Tuesday, July 13, 2010

A nurse who helped to inspire Live Aid

25 years ago, the news coverage depicting starving children in Ethiopia prompted Sir Bob Geldof to act. Geldof put together the benefit concert Live Aid which not only provided food to Ethiopia, but ushered in a new era of action against hunger and poverty.

Some of the news coverage Geldof witnessed showed a nurse who was trying to care for children in Ethiopia. Claire Bertschinger told viewers in the UK that she had to pick and choose which children received food and turn the others away. The BBC now has some of the footage streaming at their website.

From the BBC, we read this interview with Claire Bertschinger 25 years after the Ethiopian famine. Bertschinger says it took her over 20 years to finally talk about the nightmarish scenes she saw first-hand.

It was this footage that moved Bob Geldof to begin his fundraising.

"Without any aid, Live Aid or anybody sending money, thousands, millions more people would have died," she said.

"What Live Aid did was to support them long enough for the rains to come, for them to grow crops.
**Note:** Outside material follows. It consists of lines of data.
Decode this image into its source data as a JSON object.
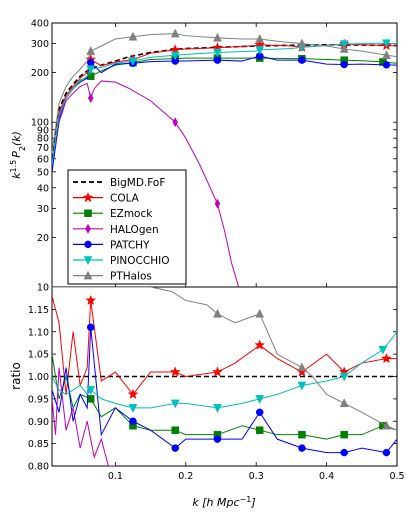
{
  "chart_data": [
    {
      "type": "line",
      "panel": "top",
      "ylabel": "k^{1.5} P_2(k)",
      "yscale": "log",
      "xlim": [
        0.01,
        0.5
      ],
      "ylim": [
        10,
        400
      ],
      "yticks": [
        10,
        20,
        30,
        40,
        50,
        60,
        70,
        80,
        90,
        100,
        200,
        300,
        400
      ],
      "ytick_labels": [
        "10",
        "20",
        "30",
        "40",
        "50",
        "60",
        "70",
        "80",
        "90",
        "100",
        "200",
        "300",
        "400"
      ],
      "legend_position": "lower-left",
      "series": [
        {
          "name": "BigMD.FoF",
          "color": "#000000",
          "style": "dashed",
          "marker": "none",
          "x": [
            0.01,
            0.02,
            0.03,
            0.04,
            0.05,
            0.06,
            0.07,
            0.08,
            0.1,
            0.12,
            0.15,
            0.18,
            0.2,
            0.25,
            0.3,
            0.35,
            0.4,
            0.45,
            0.5
          ],
          "y": [
            60,
            120,
            150,
            170,
            190,
            205,
            215,
            222,
            235,
            250,
            265,
            275,
            280,
            285,
            290,
            293,
            295,
            294,
            292
          ]
        },
        {
          "name": "COLA",
          "color": "#ff0000",
          "style": "solid",
          "marker": "star",
          "x": [
            0.01,
            0.02,
            0.03,
            0.04,
            0.05,
            0.06,
            0.065,
            0.08,
            0.1,
            0.125,
            0.15,
            0.185,
            0.2,
            0.245,
            0.3,
            0.305,
            0.35,
            0.365,
            0.4,
            0.425,
            0.45,
            0.485,
            0.5
          ],
          "y": [
            55,
            115,
            145,
            165,
            185,
            200,
            240,
            220,
            232,
            240,
            262,
            275,
            278,
            283,
            292,
            295,
            290,
            285,
            293,
            298,
            295,
            292,
            290
          ],
          "marker_indices": [
            6,
            9,
            11,
            13,
            15,
            17,
            19,
            21
          ]
        },
        {
          "name": "EZmock",
          "color": "#008000",
          "style": "solid",
          "marker": "square",
          "x": [
            0.01,
            0.02,
            0.03,
            0.04,
            0.05,
            0.065,
            0.08,
            0.1,
            0.125,
            0.15,
            0.185,
            0.2,
            0.245,
            0.3,
            0.305,
            0.35,
            0.365,
            0.4,
            0.425,
            0.45,
            0.48,
            0.5
          ],
          "y": [
            55,
            110,
            140,
            160,
            180,
            190,
            205,
            222,
            230,
            240,
            243,
            245,
            245,
            245,
            245,
            243,
            243,
            240,
            238,
            236,
            232,
            228
          ],
          "marker_indices": [
            5,
            8,
            10,
            12,
            14,
            16,
            18,
            20
          ]
        },
        {
          "name": "HALOgen",
          "color": "#bf00bf",
          "style": "solid",
          "marker": "diamond",
          "x": [
            0.01,
            0.02,
            0.03,
            0.04,
            0.05,
            0.06,
            0.065,
            0.07,
            0.08,
            0.1,
            0.12,
            0.15,
            0.185,
            0.2,
            0.22,
            0.245,
            0.255,
            0.265,
            0.275
          ],
          "y": [
            50,
            100,
            135,
            150,
            165,
            172,
            140,
            160,
            178,
            175,
            160,
            135,
            100,
            80,
            55,
            32,
            22,
            14,
            10
          ],
          "marker_indices": [
            6,
            12,
            15
          ]
        },
        {
          "name": "PATCHY",
          "color": "#0000ff",
          "style": "solid",
          "marker": "circle",
          "x": [
            0.01,
            0.02,
            0.03,
            0.04,
            0.05,
            0.06,
            0.065,
            0.08,
            0.1,
            0.125,
            0.15,
            0.185,
            0.2,
            0.245,
            0.28,
            0.305,
            0.33,
            0.365,
            0.4,
            0.425,
            0.45,
            0.485,
            0.5
          ],
          "y": [
            50,
            105,
            140,
            160,
            175,
            185,
            230,
            200,
            225,
            228,
            233,
            235,
            235,
            238,
            235,
            252,
            238,
            238,
            225,
            224,
            225,
            223,
            222
          ],
          "marker_indices": [
            6,
            9,
            11,
            13,
            15,
            17,
            19,
            21
          ]
        },
        {
          "name": "PINOCCHIO",
          "color": "#00bfbf",
          "style": "solid",
          "marker": "triangle-down",
          "x": [
            0.01,
            0.02,
            0.03,
            0.04,
            0.05,
            0.06,
            0.065,
            0.08,
            0.1,
            0.125,
            0.15,
            0.185,
            0.2,
            0.245,
            0.3,
            0.305,
            0.35,
            0.365,
            0.4,
            0.425,
            0.45,
            0.485,
            0.5
          ],
          "y": [
            55,
            110,
            140,
            160,
            178,
            190,
            210,
            215,
            228,
            235,
            248,
            255,
            258,
            265,
            270,
            275,
            280,
            285,
            292,
            298,
            300,
            302,
            300
          ],
          "marker_indices": [
            6,
            9,
            11,
            13,
            15,
            17,
            19,
            21
          ]
        },
        {
          "name": "PTHalos",
          "color": "#808080",
          "style": "solid",
          "marker": "triangle-up",
          "x": [
            0.01,
            0.02,
            0.03,
            0.04,
            0.05,
            0.06,
            0.065,
            0.08,
            0.1,
            0.125,
            0.15,
            0.185,
            0.2,
            0.245,
            0.28,
            0.305,
            0.33,
            0.365,
            0.4,
            0.425,
            0.45,
            0.485,
            0.5
          ],
          "y": [
            65,
            130,
            165,
            190,
            210,
            235,
            270,
            290,
            320,
            330,
            340,
            345,
            335,
            325,
            320,
            320,
            310,
            300,
            290,
            278,
            270,
            255,
            250
          ],
          "marker_indices": [
            6,
            9,
            11,
            13,
            15,
            17,
            19,
            21
          ]
        }
      ]
    },
    {
      "type": "line",
      "panel": "bottom",
      "xlabel": "k [h Mpc^-1]",
      "ylabel": "ratio",
      "xlim": [
        0.01,
        0.5
      ],
      "ylim": [
        0.8,
        1.2
      ],
      "xticks": [
        0.1,
        0.2,
        0.3,
        0.4,
        0.5
      ],
      "xtick_labels": [
        "0.1",
        "0.2",
        "0.3",
        "0.4",
        "0.5"
      ],
      "yticks": [
        0.8,
        0.85,
        0.9,
        0.95,
        1.0,
        1.05,
        1.1,
        1.15
      ],
      "ytick_labels": [
        "0.80",
        "0.85",
        "0.90",
        "0.95",
        "1.00",
        "1.05",
        "1.10",
        "1.15"
      ],
      "series": [
        {
          "name": "BigMD.FoF",
          "color": "#000000",
          "style": "dashed",
          "marker": "none",
          "x": [
            0.01,
            0.5
          ],
          "y": [
            1.0,
            1.0
          ]
        },
        {
          "name": "COLA",
          "color": "#ff0000",
          "style": "solid",
          "marker": "star",
          "x": [
            0.01,
            0.02,
            0.03,
            0.04,
            0.05,
            0.06,
            0.065,
            0.08,
            0.1,
            0.125,
            0.15,
            0.185,
            0.2,
            0.245,
            0.27,
            0.305,
            0.33,
            0.365,
            0.4,
            0.425,
            0.45,
            0.485,
            0.5
          ],
          "y": [
            1.18,
            1.12,
            0.96,
            1.1,
            0.98,
            1.02,
            1.17,
            0.99,
            1.01,
            0.96,
            1.01,
            1.01,
            1.0,
            1.01,
            1.03,
            1.07,
            1.04,
            1.01,
            1.05,
            1.01,
            1.03,
            1.04,
            1.04
          ],
          "marker_indices": [
            6,
            9,
            11,
            13,
            15,
            17,
            19,
            21
          ]
        },
        {
          "name": "EZmock",
          "color": "#008000",
          "style": "solid",
          "marker": "square",
          "x": [
            0.01,
            0.02,
            0.03,
            0.04,
            0.05,
            0.065,
            0.08,
            0.1,
            0.125,
            0.15,
            0.185,
            0.2,
            0.245,
            0.28,
            0.305,
            0.33,
            0.365,
            0.4,
            0.425,
            0.45,
            0.48,
            0.5
          ],
          "y": [
            1.05,
            0.95,
            1.0,
            0.93,
            0.96,
            0.95,
            0.91,
            0.93,
            0.89,
            0.88,
            0.88,
            0.87,
            0.87,
            0.89,
            0.88,
            0.87,
            0.87,
            0.86,
            0.87,
            0.87,
            0.89,
            0.88
          ],
          "marker_indices": [
            5,
            8,
            10,
            12,
            14,
            16,
            18,
            20
          ]
        },
        {
          "name": "HALOgen",
          "color": "#bf00bf",
          "style": "solid",
          "marker": "diamond",
          "x": [
            0.01,
            0.015,
            0.02,
            0.03,
            0.04,
            0.05,
            0.06,
            0.07,
            0.08,
            0.09,
            0.1
          ],
          "y": [
            0.95,
            0.87,
            1.02,
            0.88,
            0.93,
            0.84,
            0.9,
            0.82,
            0.86,
            0.8,
            0.8
          ],
          "marker_indices": []
        },
        {
          "name": "PATCHY",
          "color": "#0000ff",
          "style": "solid",
          "marker": "circle",
          "x": [
            0.01,
            0.02,
            0.03,
            0.04,
            0.05,
            0.06,
            0.065,
            0.08,
            0.1,
            0.125,
            0.15,
            0.185,
            0.2,
            0.245,
            0.28,
            0.305,
            0.33,
            0.365,
            0.4,
            0.425,
            0.45,
            0.485,
            0.5
          ],
          "y": [
            0.97,
            0.92,
            1.02,
            0.9,
            0.96,
            0.93,
            1.11,
            0.87,
            0.93,
            0.9,
            0.88,
            0.84,
            0.86,
            0.86,
            0.86,
            0.92,
            0.86,
            0.84,
            0.83,
            0.83,
            0.84,
            0.83,
            0.86
          ],
          "marker_indices": [
            6,
            9,
            11,
            13,
            15,
            17,
            19,
            21
          ]
        },
        {
          "name": "PINOCCHIO",
          "color": "#00bfbf",
          "style": "solid",
          "marker": "triangle-down",
          "x": [
            0.01,
            0.02,
            0.03,
            0.04,
            0.05,
            0.06,
            0.065,
            0.08,
            0.1,
            0.125,
            0.15,
            0.185,
            0.2,
            0.245,
            0.28,
            0.305,
            0.33,
            0.365,
            0.4,
            0.425,
            0.45,
            0.48,
            0.5
          ],
          "y": [
            1.0,
            0.97,
            0.96,
            0.97,
            0.98,
            0.96,
            0.97,
            0.95,
            0.94,
            0.93,
            0.93,
            0.94,
            0.94,
            0.93,
            0.94,
            0.95,
            0.96,
            0.98,
            0.99,
            1.0,
            1.03,
            1.06,
            1.1
          ],
          "marker_indices": [
            6,
            9,
            11,
            13,
            15,
            17,
            19,
            21
          ]
        },
        {
          "name": "PTHalos",
          "color": "#808080",
          "style": "solid",
          "marker": "triangle-up",
          "x": [
            0.01,
            0.03,
            0.05,
            0.07,
            0.09,
            0.11,
            0.13,
            0.15,
            0.18,
            0.2,
            0.23,
            0.245,
            0.27,
            0.305,
            0.33,
            0.365,
            0.38,
            0.4,
            0.425,
            0.45,
            0.485,
            0.5
          ],
          "y": [
            1.2,
            1.2,
            1.2,
            1.2,
            1.2,
            1.2,
            1.2,
            1.2,
            1.19,
            1.17,
            1.16,
            1.14,
            1.12,
            1.14,
            1.05,
            1.02,
            1.0,
            0.96,
            0.94,
            0.92,
            0.89,
            0.88
          ],
          "marker_indices": [
            11,
            13,
            15,
            18,
            20
          ]
        }
      ]
    }
  ],
  "legend": {
    "entries": [
      {
        "label": "BigMD.FoF",
        "color": "#000000",
        "style": "dashed",
        "marker": "none"
      },
      {
        "label": "COLA",
        "color": "#ff0000",
        "style": "solid",
        "marker": "star"
      },
      {
        "label": "EZmock",
        "color": "#008000",
        "style": "solid",
        "marker": "square"
      },
      {
        "label": "HALOgen",
        "color": "#bf00bf",
        "style": "solid",
        "marker": "diamond"
      },
      {
        "label": "PATCHY",
        "color": "#0000ff",
        "style": "solid",
        "marker": "circle"
      },
      {
        "label": "PINOCCHIO",
        "color": "#00bfbf",
        "style": "solid",
        "marker": "triangle-down"
      },
      {
        "label": "PTHalos",
        "color": "#808080",
        "style": "solid",
        "marker": "triangle-up"
      }
    ]
  },
  "labels": {
    "top_ylabel_main": "k",
    "top_ylabel_sup": "1.5",
    "top_ylabel_p": "P",
    "top_ylabel_sub": "2",
    "top_ylabel_tail": "(k)",
    "bottom_ylabel": "ratio",
    "xlabel_main": "k [h Mpc",
    "xlabel_sup": "−1",
    "xlabel_tail": "]"
  }
}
"We, as the Red Cross, gave seeds and hoes so they could start growing crops again and gradually they managed to have small stores of food.

"So that when a drought came along they could go back to their stores and not have a similar famine," she added.
...

In Michael Buerk's famous report on the millions of people facing starvation the previous year, Dame Claire talked about how she had to decide which children would be fed, and who would not.

She admitted she had been "scarred" by those experiences.

"I can remember one time when I had children needing to come in," she said.

"They just had skin dripping off their bones, they had no fat or muscle left at all and I counted 10 rows of children and in each row there were a 100 children and I only had 60 places.

"It was a horrendous situation where I had to choose who could come in and who couldn't."